Tiré à quatre épingles, Georges Leekens pénètre dans l'hôtel-restaurant La Réserve à Knokke. Il serre quelques mains, à gauche et à droite, et regarde autour de lui avant d'entrer dans le bistrot. "Nous étions toujours ici avec l'équipe lorsque j'entraînais Bruges et l'équipe nationale." Et il adresse un large sourire.

Leekens est de retour d'Iran depuis quelques mois. Il a mis fin prématurément à son contrat pour des raisons de sécurité. "C'est un très beau pays", commence-t-il. "On y trouve tout ce qu'il faut. Mais la pression des États-Unis est si grande... Allez, je ne vais pas m'immiscer dans ce débat. Mais je n'étais plus à ma place, là-bas."

De quoi apporter de l'eau au moulin de ceux qui affirment que Leekens change de club comme de chemise : en 35 ans, il a déjà signé 26 contrats comme entraîneur. Celui-ci a donc été clôturé après six mois. Pourtant, dans le cas qui nous occupe, il convient d'apporter quelques nuances.

Le Limbourgeois n'a pas l'habitude d'analyser profondément la situation politique ou culturelle avant de s'engager quelque part. Et parfois, il arrive qu'il soit surpris. "On ne doit pas avoir de préjugé, sinon on est déjà mal parti avant même d'avoir commencé."

Tabriz, la ville où évoluait son dernier club, le Tractor Sazi FC, est située au nord-ouest de l'Iran, coincée entre la Turquie, l'Arménie, l'Azerbaïdjan et la république autonome du Nakhitchevan.
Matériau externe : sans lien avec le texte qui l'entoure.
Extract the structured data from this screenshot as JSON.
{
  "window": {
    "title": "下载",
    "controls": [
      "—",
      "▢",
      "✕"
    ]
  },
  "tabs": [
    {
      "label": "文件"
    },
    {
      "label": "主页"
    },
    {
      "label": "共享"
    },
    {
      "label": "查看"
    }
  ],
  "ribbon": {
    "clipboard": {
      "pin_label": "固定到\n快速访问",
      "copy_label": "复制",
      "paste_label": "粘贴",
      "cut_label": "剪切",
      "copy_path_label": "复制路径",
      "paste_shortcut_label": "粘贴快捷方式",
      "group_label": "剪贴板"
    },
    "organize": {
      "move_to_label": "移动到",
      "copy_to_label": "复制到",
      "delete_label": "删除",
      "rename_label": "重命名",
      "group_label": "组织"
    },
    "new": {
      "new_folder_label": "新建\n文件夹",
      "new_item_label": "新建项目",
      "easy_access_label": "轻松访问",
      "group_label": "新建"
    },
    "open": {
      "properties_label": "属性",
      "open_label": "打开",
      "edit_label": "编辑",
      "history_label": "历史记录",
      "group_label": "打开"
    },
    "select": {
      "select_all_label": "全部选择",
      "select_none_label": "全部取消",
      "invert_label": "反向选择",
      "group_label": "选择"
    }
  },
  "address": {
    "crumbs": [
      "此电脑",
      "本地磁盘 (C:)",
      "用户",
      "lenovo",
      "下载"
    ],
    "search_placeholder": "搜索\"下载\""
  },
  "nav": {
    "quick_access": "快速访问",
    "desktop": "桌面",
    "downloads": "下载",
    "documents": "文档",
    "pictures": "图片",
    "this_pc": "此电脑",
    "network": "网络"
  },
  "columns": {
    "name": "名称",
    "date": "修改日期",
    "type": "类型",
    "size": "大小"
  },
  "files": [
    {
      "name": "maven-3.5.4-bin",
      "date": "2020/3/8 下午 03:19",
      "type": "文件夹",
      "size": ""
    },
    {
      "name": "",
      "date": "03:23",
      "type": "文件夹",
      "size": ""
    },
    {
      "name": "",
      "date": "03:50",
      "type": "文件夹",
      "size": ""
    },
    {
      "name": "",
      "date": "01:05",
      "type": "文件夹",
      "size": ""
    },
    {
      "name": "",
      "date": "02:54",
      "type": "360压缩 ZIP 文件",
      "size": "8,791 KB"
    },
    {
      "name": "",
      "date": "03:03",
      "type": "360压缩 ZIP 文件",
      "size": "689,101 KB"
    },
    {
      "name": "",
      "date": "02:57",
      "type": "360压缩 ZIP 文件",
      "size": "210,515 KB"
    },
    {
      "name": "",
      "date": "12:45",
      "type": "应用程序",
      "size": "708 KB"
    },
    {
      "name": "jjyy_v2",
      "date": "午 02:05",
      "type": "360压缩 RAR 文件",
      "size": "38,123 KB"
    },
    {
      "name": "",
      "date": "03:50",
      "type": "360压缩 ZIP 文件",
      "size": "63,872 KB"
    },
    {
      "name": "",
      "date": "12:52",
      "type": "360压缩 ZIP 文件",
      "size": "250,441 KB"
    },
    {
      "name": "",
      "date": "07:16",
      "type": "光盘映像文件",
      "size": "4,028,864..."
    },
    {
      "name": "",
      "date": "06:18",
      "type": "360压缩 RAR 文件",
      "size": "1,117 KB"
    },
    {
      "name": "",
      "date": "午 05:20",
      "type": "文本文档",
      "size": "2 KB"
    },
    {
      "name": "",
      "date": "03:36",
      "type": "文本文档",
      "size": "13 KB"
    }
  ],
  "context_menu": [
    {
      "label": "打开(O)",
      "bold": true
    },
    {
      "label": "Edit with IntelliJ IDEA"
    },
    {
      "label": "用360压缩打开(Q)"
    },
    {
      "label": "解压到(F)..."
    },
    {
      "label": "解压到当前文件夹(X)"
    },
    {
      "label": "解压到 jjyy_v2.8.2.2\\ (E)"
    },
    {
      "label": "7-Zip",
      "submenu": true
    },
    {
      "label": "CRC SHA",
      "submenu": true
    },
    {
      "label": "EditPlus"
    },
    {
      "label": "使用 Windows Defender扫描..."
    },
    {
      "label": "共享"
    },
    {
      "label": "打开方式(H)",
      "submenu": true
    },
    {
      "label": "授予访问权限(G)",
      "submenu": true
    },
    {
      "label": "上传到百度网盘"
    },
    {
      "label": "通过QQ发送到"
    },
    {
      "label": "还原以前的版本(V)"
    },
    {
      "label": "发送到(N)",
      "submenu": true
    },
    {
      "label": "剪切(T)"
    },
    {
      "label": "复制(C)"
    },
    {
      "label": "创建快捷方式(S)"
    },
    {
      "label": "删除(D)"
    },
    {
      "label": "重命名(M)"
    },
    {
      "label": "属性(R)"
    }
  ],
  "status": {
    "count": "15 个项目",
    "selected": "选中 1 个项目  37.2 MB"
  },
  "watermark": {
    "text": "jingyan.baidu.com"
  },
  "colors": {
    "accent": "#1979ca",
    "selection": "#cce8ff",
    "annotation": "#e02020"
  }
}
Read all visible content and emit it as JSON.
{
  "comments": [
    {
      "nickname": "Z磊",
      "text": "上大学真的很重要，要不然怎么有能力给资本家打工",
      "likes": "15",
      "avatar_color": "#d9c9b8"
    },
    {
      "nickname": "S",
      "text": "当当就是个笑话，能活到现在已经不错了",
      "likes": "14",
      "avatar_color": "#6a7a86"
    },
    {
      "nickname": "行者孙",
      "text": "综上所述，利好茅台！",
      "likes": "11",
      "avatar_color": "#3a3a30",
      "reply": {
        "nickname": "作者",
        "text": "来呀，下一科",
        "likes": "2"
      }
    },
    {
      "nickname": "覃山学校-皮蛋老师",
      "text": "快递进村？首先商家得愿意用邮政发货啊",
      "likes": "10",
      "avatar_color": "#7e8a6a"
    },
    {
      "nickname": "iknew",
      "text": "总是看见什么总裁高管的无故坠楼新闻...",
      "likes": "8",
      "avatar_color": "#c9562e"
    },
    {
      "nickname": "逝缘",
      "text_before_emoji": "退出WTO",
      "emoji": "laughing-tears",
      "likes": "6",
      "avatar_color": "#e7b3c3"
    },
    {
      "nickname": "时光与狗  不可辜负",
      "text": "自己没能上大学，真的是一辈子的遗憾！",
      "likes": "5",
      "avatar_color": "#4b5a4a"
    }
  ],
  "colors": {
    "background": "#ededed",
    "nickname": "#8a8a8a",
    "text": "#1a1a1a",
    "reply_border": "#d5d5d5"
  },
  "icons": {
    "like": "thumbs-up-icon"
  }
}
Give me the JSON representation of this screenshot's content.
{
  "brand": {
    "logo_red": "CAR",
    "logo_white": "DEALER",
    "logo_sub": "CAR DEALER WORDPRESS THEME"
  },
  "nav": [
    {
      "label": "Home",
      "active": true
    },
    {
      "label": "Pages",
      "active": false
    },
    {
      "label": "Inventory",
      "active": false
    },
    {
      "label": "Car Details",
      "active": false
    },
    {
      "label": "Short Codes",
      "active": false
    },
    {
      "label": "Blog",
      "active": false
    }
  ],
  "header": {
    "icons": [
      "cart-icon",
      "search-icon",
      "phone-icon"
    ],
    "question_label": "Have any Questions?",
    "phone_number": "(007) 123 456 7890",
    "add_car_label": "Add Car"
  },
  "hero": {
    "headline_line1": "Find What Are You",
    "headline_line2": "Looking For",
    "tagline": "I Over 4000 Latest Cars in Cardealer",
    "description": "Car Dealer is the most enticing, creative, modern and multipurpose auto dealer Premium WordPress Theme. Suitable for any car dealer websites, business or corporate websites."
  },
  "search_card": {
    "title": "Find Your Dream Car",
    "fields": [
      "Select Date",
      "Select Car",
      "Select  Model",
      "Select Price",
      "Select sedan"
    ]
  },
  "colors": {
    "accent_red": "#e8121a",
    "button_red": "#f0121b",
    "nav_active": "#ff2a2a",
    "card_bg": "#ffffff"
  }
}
"Dans cette ville, on ressent un peu la même ambiance qu'en Catalogne : les indépendantistes font entendre leur voix. Les tensions politiques sont perceptibles et le football sert d'exutoire. S'il y a 80.000 personnes dans le stade et encore 20.000 personnes autour du stade... Cela fait 100.000 personnes, vous imaginez?

Cent mille... C'est impressionnant. Si j'avais su, je ne pense pas que j'aurais signé. Mais, d'un autre côté, j'avais envie de vivre ça, sans préjugé. Je suis un homme ouvert. Car c'est souvent dans ces conditions-là qu'on apprend à mieux connaître les gens."

Il en faut plus pour le dissuader de vouloir tenter une nouvelle aventure, mais pour l'instant, il repousse les propositions. Le football lui manque-t-il? "Pas encore." C'est alors qu'il change de ton : "Mais nous sommes désormais en septembre, et les propositions commencent à affluer. Je pèserai alors le pour et le contre : est-ce le bon moment, le bon club, la bonne aventure?" Avant de reprendre le ton initial : "Mais non... pas pour l'instant. J'attends encore un peu."

La bonne proposition ne vient en tout cas pas de Belgique. "J'ai déjà entraîné tous les clubs ici, et même deux ou trois fois pour certains d'entre eux. Mais il ne faut jamais dire jamais." Sa femme sait, en tout cas, qu'elle se retrouvera probablement une nouvelle fois seule, dans quelques mois. "Ce n'est pas évident, je le sais. Il faut faire preuve de beaucoup de caractère, des deux côtés. J'admire ma femme, qui se sacrifie pour ma carrière."